Sans trop me poser de questions j'ai suivi l'invitation à faire des ricochets groupés. La démarche m'a plu d'emblée, alors que je ne participe pas aux divers exercices d'écriture proposés ici et là. Cet intérêt ne doit certainement rien au hasard...

Sagement j'ai commencé à raconter mes premières années de vie. Rien de bien impliquant, faute de souvenirs directs. Mais je sens bien que cette évocation du passé lointain me fait gamberger. Quelque chose s'est mis en marche dans ma tête. Je pense déjà à ce qui va se présenter bientôt, avec l'évocation de la petite enfance, puis de l'adolescence...

Comment vais-je aborder ces années-là ? De quoi vais-je parler ? Rester dans les petites anecdotes gentillettes et superficielles ou bien sonder un peu plus profondément ? J'ai déjà largement exploré mon enfance en thérapie et je sais à peu près ce qui s'y trouve. Selon le regard choisi elle a été douce et favorisée... ou bien déchirée par la violence subie. Les deux à la fois, bien sûr, indissociablement liées. Que vais-je faire émerger ? L'ombre, ou la lumière ? Ou les deux simultanément ?

De cette enfance entre douleur et douceur je garde les traces. J'en porte le poids invisible autant que les trésors. Ma vie actuelle est encore largement contaminée par ce passé à double face, inhaïssable, bien plus perturbateur de personnalité que je ne l'avais imaginé. J'en reste handicapé, écartelé, tout fissuré de l'intérieur et trop lucide pour l'oublier.

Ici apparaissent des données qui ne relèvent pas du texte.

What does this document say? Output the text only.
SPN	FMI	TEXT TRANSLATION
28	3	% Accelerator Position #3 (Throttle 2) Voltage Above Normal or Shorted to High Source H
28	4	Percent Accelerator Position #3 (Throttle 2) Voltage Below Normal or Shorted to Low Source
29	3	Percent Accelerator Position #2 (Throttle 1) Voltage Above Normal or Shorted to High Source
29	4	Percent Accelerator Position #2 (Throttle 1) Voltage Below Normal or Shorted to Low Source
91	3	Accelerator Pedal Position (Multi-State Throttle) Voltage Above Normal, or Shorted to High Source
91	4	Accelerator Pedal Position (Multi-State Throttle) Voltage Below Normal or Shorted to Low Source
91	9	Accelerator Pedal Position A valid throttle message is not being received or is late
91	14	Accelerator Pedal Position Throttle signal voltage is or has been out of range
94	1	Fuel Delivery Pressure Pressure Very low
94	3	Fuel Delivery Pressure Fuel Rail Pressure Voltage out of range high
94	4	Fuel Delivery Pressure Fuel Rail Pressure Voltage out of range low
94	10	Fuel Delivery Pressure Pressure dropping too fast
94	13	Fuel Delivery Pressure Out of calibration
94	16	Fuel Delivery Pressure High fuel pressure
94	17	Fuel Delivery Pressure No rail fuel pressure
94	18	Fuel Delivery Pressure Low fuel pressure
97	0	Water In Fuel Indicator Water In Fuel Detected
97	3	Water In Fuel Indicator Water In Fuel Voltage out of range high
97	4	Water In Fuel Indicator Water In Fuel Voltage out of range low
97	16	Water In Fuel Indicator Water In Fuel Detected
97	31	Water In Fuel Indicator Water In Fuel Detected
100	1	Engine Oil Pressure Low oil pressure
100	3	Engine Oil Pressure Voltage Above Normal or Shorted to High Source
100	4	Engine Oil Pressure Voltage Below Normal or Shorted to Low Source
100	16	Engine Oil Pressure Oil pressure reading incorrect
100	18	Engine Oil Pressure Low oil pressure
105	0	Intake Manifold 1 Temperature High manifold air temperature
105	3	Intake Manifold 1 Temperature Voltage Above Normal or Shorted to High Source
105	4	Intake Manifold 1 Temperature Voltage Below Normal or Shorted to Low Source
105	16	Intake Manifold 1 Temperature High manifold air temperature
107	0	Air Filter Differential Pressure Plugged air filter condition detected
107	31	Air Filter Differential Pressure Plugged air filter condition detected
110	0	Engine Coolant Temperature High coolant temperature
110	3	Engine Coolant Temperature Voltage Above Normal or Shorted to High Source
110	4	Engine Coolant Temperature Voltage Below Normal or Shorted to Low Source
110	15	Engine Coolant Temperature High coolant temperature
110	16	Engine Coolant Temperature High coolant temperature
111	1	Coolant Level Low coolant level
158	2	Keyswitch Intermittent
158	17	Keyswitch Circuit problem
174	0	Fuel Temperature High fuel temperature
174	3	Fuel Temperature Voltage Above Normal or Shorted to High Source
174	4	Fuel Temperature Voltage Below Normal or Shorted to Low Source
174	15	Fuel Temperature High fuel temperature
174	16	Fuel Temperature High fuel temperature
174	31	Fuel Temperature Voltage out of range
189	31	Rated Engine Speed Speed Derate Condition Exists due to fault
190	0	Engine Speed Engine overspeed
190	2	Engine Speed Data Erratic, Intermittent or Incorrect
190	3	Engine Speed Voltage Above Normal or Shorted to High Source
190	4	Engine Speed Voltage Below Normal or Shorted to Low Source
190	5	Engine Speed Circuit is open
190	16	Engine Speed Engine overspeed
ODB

C'est peut-être pour me distraire de cette violence, ou bien en relativiser les effets à long terme, que j'essaye aussi de faire l'exercice des ricochets à l'envers, en remontant le temps. Mais dans ce sens antichronologique c'est la fraîcheur des souvenirs qui est un obstacle. Surabondance d'impressions. Je ne veux pas revenir sur mon passé récent, trop chamboulé. Trop lié au présent. Trop sensible. Je suis encore trop proche de la charnière infléchissant ma vie pour en parler sereinement.

Ironiquement, ces perturbations actuelles sont très probablement une conséquence tardive de la violence dorée de mon enfance. Un écho, ou un effet de miroir. Quelle que soit l'extrémité par laquelle je lance mes ricochets, ils me reviennent en pleine figure.